Macron vows to pressure unvaccinated people to get Covid shots
French President Emmanuel Macron has caused an uproar in Parliament after using a swear word to describe his strategy to pressure the unvaccinated for vaccines against the coronavirus.
Mr Macron used the French word ’emmerder’ – rooted in the French word for ‘merde’ and meaning to annoy or disturb – in an interview published by Le Parisien, as Parliament debated new measures that will allow only those vaccinated to benefit leisure activities. like eating out.
“The unvaccinated, I really want to annoy them. And so we will continue to do it, until the end. This is the strategy, ”said Le Parisien, citing the French leader in an interview at the presidential Elysee Palace with a panel of his readers.
It will exclude unvaccinated people from places such as restaurants, cinemas, theaters, museums and sports arenas. The pass will also be required on interregional trains and buses and domestic flights.
Opposition lawmakers protested audibly as Mr Macron’s health minister Olivier Veran sought to defend the president’s choice of words.

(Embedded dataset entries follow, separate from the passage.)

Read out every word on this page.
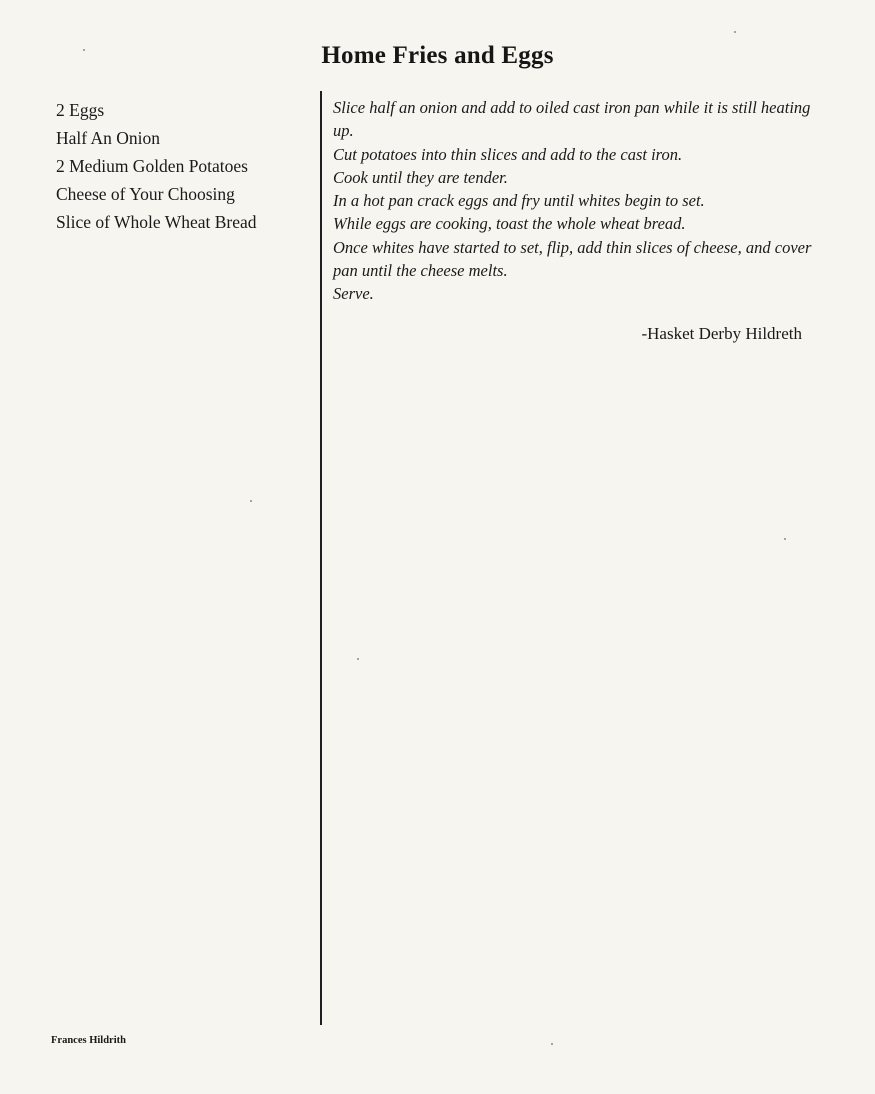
Home Fries and Eggs
2 Eggs
Half An Onion
2 Medium Golden Potatoes
Cheese of Your Choosing
Slice of Whole Wheat Bread
Slice half an onion and add to oiled cast iron pan while it is still heating up.
Cut potatoes into thin slices and add to the cast iron.
Cook until they are tender.
In a hot pan crack eggs and fry until whites begin to set.
While eggs are cooking, toast the whole wheat bread.
Once whites have started to set, flip, add thin slices of cheese, and cover pan until the cheese melts.
Serve.
-Hasket Derby Hildreth
Frances Hildrith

The heated parliamentary debate continued into early Wednesday morning and was once again suspended.
Mr Veran said the interview with Mr Macron demonstrated his “intention, above all, to protect the people”.
Critics have accused Mr Macron of behavior unbecoming of a president and of targeting the unvaccinated to gain the support of the 90% of French adults who are fully vaccinated.
Mr Macron risks being re-elected in April.
Far-right presidential candidate Marine Le Pen, who opposes the vaccine pass proposal, said the president wanted “to wage war against part of the French”.
Another far-right candidate, Eric Zemmour, accused Nr Macron of “cruelty”.
On the far left, presidential candidate Jean-Luc Melenchon asked: “Does the president control what he says?”
France reported a record 271,686 daily cases on Tuesday as Omicron infections escalate across the country, weighing on hospital staff and threatening to disrupt transport, schools and other services.
Mr Macron’s government is working to avoid another economically damaging lockdown that could hurt his re-election prospects.
Instead, ministers are trying to rush the vaccine bill through parliament in hopes that it will be enough to keep hospitals from being overwhelmed.
More than 20,000 people are hospitalized with Covid-19 in France, a number that has been rising steadily for weeks but not as sharply as the country’s infection rates.
Covid patients occupy more than 72% of intensive care unit beds in France, and its healthcare system is again showing signs of strain.
Most patients infected with the virus in intensive care are not vaccinated against the coronavirus, although 77% of the French population have received at least two doses.